The findings of the PROMPT-AF trial have important implications for clinical practice. For patients with persistent AF, adding linear ablation and EIVOM to PVI offers a modest reduction in arrhythmia recurrence but at the cost of increased procedural time and complications. Clinicians must carefully consider patient selection, weighing the potential benefits against the procedural risks. The lack of improvement in AF burden and quality of life suggests that the combined approach may not substantially enhance the patient experience. As newer technologies, such as pulsed field ablation emerge with the promise of greater safety and efficacy, future studies should explore their integration into the management of persistent AF.

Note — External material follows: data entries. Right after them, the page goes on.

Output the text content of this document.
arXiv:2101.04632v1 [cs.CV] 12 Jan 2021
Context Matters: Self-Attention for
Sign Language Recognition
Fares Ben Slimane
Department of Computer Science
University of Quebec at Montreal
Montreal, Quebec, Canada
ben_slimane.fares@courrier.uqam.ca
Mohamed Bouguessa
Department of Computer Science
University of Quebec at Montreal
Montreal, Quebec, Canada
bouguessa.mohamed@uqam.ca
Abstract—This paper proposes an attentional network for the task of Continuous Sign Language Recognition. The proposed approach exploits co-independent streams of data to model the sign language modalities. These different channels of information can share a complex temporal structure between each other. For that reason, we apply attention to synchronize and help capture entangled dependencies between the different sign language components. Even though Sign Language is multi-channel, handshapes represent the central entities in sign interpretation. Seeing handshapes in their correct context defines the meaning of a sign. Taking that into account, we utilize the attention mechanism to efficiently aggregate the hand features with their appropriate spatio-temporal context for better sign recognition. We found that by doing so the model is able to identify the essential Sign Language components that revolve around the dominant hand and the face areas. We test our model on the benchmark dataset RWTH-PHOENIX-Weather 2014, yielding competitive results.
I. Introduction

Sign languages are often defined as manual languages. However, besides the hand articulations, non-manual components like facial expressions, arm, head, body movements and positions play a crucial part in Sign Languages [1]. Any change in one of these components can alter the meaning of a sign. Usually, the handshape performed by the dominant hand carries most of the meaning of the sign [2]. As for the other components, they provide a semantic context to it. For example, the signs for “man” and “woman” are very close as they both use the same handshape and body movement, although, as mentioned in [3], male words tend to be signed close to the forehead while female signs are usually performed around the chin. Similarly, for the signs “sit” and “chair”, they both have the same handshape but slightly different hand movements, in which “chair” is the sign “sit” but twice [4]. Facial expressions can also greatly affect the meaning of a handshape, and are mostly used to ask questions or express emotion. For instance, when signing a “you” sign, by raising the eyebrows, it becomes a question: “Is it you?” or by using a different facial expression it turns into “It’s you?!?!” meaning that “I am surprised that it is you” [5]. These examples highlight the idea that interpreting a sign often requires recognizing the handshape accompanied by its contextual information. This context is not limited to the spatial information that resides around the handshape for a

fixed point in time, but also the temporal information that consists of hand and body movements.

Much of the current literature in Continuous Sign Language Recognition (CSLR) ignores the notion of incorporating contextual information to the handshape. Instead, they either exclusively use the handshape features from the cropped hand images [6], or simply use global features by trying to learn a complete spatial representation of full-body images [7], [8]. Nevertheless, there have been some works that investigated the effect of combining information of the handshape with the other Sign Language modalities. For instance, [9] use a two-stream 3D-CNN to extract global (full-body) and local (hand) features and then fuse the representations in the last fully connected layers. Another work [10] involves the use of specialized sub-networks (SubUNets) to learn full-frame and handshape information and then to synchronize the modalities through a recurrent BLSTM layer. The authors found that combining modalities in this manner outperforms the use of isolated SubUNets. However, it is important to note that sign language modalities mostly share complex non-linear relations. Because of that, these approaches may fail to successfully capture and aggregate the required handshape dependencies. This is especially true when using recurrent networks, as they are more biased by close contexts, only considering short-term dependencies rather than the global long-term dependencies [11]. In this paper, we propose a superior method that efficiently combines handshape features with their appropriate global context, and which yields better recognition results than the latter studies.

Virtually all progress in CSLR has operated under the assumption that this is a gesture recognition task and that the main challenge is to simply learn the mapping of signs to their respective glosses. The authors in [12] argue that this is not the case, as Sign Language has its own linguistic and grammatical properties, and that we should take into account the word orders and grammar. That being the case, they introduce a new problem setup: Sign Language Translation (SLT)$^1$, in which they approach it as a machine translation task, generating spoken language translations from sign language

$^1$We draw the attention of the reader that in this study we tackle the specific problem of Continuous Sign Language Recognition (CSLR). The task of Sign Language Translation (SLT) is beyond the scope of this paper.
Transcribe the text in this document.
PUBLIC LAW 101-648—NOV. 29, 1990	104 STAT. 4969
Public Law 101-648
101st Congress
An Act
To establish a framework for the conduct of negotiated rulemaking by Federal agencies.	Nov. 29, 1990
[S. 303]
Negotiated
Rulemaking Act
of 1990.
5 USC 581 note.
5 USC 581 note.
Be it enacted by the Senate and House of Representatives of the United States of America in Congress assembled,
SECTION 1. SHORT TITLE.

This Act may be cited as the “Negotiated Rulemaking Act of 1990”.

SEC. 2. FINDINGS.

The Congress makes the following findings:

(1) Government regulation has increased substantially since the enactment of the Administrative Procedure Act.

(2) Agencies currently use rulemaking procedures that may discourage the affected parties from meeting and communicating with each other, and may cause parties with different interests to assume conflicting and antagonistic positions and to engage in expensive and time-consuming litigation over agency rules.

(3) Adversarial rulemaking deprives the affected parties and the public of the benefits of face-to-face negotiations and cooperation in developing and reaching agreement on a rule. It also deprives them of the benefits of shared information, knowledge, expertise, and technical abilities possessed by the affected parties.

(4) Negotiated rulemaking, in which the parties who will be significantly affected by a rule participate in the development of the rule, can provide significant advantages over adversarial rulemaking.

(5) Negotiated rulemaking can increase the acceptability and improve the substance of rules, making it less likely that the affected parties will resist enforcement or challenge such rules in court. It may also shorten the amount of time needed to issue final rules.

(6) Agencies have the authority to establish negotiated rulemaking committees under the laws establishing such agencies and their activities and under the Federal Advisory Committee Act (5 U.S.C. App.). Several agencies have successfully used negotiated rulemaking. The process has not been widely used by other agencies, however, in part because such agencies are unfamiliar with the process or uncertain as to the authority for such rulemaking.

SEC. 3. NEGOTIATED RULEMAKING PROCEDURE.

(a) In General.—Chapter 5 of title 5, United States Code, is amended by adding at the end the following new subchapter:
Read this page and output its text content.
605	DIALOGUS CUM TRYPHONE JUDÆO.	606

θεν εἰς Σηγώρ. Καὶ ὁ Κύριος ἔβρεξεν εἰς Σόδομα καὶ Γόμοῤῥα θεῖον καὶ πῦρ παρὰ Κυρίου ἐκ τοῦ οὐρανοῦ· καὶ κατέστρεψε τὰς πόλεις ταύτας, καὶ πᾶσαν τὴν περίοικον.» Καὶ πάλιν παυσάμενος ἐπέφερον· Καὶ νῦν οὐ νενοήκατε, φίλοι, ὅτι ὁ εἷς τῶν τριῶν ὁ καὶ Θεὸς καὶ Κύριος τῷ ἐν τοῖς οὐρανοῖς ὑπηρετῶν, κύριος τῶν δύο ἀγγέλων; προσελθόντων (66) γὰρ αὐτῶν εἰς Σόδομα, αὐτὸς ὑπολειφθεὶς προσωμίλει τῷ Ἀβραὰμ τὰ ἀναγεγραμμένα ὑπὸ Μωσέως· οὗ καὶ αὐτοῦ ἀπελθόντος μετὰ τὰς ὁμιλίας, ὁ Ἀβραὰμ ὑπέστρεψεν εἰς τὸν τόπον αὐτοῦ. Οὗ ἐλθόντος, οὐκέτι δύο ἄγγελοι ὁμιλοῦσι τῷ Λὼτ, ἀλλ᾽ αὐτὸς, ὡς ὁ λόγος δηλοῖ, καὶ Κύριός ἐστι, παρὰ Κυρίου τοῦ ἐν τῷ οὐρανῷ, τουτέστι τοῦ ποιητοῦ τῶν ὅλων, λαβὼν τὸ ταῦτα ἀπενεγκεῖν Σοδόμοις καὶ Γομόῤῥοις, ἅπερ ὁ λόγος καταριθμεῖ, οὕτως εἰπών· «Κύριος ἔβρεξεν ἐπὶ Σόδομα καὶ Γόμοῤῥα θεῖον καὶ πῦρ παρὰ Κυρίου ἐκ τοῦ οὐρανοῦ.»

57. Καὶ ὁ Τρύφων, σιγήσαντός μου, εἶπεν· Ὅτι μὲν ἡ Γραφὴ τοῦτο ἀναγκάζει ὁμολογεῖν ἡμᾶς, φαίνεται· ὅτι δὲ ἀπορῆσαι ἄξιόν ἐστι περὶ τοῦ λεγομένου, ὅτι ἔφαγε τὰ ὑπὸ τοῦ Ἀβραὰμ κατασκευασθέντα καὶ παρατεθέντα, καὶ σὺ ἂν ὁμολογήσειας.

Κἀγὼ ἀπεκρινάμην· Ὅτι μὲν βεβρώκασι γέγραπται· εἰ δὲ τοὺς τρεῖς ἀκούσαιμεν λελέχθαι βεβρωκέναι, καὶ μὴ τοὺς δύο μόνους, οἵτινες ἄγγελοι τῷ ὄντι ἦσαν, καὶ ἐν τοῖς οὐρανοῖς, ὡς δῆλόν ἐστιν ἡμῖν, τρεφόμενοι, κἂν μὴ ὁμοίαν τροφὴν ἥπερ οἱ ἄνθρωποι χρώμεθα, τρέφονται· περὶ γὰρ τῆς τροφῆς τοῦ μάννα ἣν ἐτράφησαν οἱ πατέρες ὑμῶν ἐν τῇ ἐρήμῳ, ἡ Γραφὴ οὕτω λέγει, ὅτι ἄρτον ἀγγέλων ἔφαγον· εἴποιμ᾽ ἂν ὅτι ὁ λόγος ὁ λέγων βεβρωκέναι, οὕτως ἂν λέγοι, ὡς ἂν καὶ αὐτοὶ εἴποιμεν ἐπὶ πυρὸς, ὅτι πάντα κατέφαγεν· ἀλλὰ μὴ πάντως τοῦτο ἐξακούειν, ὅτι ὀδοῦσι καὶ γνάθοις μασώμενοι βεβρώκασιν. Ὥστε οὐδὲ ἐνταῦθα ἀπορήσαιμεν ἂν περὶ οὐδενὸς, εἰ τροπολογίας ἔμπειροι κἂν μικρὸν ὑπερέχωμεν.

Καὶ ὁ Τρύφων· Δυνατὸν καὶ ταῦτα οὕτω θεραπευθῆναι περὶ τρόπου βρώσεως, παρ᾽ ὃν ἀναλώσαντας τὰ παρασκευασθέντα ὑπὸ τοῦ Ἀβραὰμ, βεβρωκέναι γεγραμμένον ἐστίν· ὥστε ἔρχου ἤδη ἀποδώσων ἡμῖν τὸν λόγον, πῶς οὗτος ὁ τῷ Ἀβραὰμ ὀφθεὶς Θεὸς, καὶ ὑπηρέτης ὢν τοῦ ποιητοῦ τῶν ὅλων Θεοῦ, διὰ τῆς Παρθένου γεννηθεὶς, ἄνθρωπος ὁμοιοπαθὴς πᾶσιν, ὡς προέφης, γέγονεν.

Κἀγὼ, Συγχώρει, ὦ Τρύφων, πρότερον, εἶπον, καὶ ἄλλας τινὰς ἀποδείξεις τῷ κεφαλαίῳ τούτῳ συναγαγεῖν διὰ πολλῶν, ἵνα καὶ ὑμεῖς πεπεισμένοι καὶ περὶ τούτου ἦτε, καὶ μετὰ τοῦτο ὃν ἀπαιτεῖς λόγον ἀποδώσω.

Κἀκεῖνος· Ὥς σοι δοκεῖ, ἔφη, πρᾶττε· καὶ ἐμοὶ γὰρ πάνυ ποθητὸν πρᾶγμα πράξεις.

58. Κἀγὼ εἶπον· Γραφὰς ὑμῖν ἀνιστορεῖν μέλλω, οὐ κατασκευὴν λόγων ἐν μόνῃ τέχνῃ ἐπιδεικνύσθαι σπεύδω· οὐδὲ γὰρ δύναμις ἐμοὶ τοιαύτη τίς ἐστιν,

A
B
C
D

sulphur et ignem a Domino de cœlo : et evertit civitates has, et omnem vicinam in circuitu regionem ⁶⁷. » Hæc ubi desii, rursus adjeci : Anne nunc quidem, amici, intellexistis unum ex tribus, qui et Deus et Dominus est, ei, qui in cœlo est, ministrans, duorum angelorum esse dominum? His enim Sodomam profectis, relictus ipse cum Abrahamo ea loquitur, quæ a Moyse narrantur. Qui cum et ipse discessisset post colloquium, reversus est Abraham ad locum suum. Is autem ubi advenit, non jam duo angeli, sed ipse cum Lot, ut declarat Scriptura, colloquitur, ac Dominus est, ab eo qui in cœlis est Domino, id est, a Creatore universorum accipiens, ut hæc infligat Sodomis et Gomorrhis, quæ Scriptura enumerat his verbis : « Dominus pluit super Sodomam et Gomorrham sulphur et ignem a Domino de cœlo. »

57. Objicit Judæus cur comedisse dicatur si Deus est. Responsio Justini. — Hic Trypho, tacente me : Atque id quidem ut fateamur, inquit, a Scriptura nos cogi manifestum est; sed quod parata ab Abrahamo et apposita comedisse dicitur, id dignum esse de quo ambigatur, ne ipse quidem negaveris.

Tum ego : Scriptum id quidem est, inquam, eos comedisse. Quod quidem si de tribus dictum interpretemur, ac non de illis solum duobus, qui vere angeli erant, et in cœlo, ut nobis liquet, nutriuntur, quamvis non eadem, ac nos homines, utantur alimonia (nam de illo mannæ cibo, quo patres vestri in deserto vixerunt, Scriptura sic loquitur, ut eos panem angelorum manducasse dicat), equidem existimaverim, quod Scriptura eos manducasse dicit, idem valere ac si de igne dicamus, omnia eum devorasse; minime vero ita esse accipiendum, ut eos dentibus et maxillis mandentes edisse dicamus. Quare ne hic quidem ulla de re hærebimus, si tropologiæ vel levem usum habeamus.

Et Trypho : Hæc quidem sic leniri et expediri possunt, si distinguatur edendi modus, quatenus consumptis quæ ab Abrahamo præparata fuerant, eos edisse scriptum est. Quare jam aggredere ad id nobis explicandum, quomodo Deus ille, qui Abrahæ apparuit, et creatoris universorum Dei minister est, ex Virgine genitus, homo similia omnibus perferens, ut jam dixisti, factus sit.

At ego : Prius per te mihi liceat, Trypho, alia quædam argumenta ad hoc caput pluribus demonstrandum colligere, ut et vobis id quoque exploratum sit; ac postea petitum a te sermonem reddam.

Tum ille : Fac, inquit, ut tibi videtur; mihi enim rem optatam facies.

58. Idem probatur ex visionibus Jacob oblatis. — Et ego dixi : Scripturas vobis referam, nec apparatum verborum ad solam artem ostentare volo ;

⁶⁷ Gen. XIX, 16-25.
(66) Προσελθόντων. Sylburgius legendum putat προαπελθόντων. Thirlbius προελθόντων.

In conclusion, the PROMPT-AF trial provides evidence that supplementing PVI with optimized linear ablation and EIVOM can modestly improve arrhythmia control in persistent AF. However, the increased complexity, risks, and limited impact on secondary outcomes highlight the need for continued innovation in AF management strategies. Longer-term studies and broader patient populations will be essential to refining these approaches and determining their role in clinical practice.
Bibliography
Sang, MD C, Liu, MD Q, Lai, MD Y. Pulmonary Vein Isolation With Optimized Linear Ablation vs Pulmonary Vein Isolation Alone for Persistent AF The PROMPT-AF Randomized Clinical Trial. Jama.